Brad Linzy
Throughout their 16-year, seven album career, Radiohead has been pushing back musical boundaries. With a string of seminal albums, hailed by fans and critics alike as being among the very best in contemporary rock music, they have managed, as is requisite to all truly great bands, to rebias and rewire the prevailing aural landscape of their time. The music they have birthed is a composite of two competing chromosomes of edginess and maturity that appeal to the punked-out teenager and savvy sophisticate alike.
On their
latest string of efforts, they have proven – perhaps better than any other
artist who’s tried – that the automated blips and spurts of the modern digital
loop age can be not only musical, but strangely emotional and human.
Conspicuous front man, Thom Yorke, has said that, if forced to choose between writing music solely on guitar or solely on a computer, he’d choose the latter.
The band’s mind-amping brand of abstract electronic art rock is the result of a conscious effort to branch out beyond the limits of guitars and drums. Their live performances see members shifting to and from modern digital and traditional analog instruments.

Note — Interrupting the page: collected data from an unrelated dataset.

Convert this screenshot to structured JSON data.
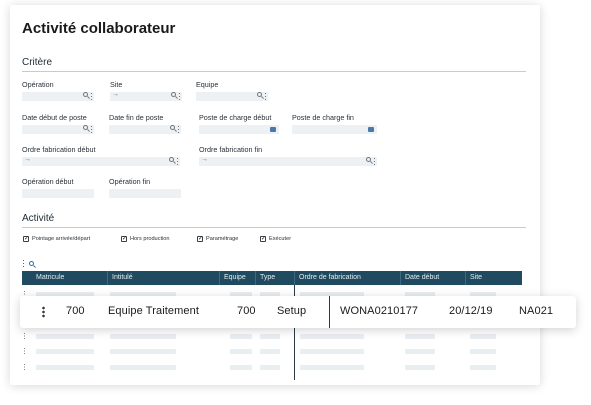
{
  "page_title": "Activité collaborateur",
  "criteria": {
    "title": "Critère",
    "fields": {
      "operation": {
        "label": "Opération",
        "value": ""
      },
      "site": {
        "label": "Site",
        "value": ""
      },
      "equipe": {
        "label": "Equipe",
        "value": ""
      },
      "date_debut_poste": {
        "label": "Date début de poste",
        "value": ""
      },
      "date_fin_poste": {
        "label": "Date fin de poste",
        "value": ""
      },
      "poste_charge_debut": {
        "label": "Poste de charge début",
        "value": ""
      },
      "poste_charge_fin": {
        "label": "Poste de charge fin",
        "value": ""
      },
      "of_debut": {
        "label": "Ordre fabrication début",
        "value": ""
      },
      "of_fin": {
        "label": "Ordre fabrication fin",
        "value": ""
      },
      "operation_debut": {
        "label": "Opération début",
        "value": ""
      },
      "operation_fin": {
        "label": "Opération fin",
        "value": ""
      }
    }
  },
  "activity": {
    "title": "Activité",
    "checkboxes": [
      {
        "label": "Pointage arrivée/départ",
        "checked": true
      },
      {
        "label": "Hors production",
        "checked": true
      },
      {
        "label": "Paramétrage",
        "checked": true
      },
      {
        "label": "Exécuter",
        "checked": true
      }
    ]
  },
  "table": {
    "columns": [
      "Matricule",
      "Intitulé",
      "Equipe",
      "Type",
      "Ordre de fabrication",
      "Date début",
      "Site"
    ],
    "highlighted_row": {
      "matricule": "700",
      "intitule": "Equipe Traitement",
      "equipe": "700",
      "type": "Setup",
      "ordre_fabrication": "WONA0210177",
      "date_debut": "20/12/19",
      "site": "NA021"
    }
  },
  "icons": {
    "lookup": "search-icon",
    "menu": "kebab-icon",
    "date": "calendar-icon",
    "check": "checkmark-icon"
  },
  "colors": {
    "table_header": "#1f4a5f",
    "accent": "#2e6c9c",
    "section_line": "#b8d0da"
  }
}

Radiohead is constantly showing up on “Best” lists. Three of their albums made Rolling Stone’s “500 Greatest Albums of All Time” list in 2003: The Bends (#110) OK Computer (#162), and Kid A (#428). Two made Time Magazine’s 100 All-Time Albums (OK Computer and Kid A). In 2005, they were ranked #73 on Rolling Stone’s list of the greatest artists in history.
Faced with
the dilemma of releasing another studio album on CD in the age of internet
piracy only to see their efforts go largely unrewarded, Radiohead chose to
bypass the usual promotion, distribution, and manufacturing avenues of record
companies and join the millions of independent online artists who already give
their music away for voluntary donations. Their latest album In Rainbows
was initially released in a download only format on their website for as much
as the listener was willing to pay. But back in December, after an estimated
62% of listeners took the music without paying a cent, the band reneged on the
idea – pulling the plug on the download site and releasing the album on
traditional formats. But with plummeting CD sales and company stocks, the
writing seems to be on the wall for the corporate record labels… and maybe for
popular music as we know it. Many have observed that the live show is becoming
the surest way for an act to make money.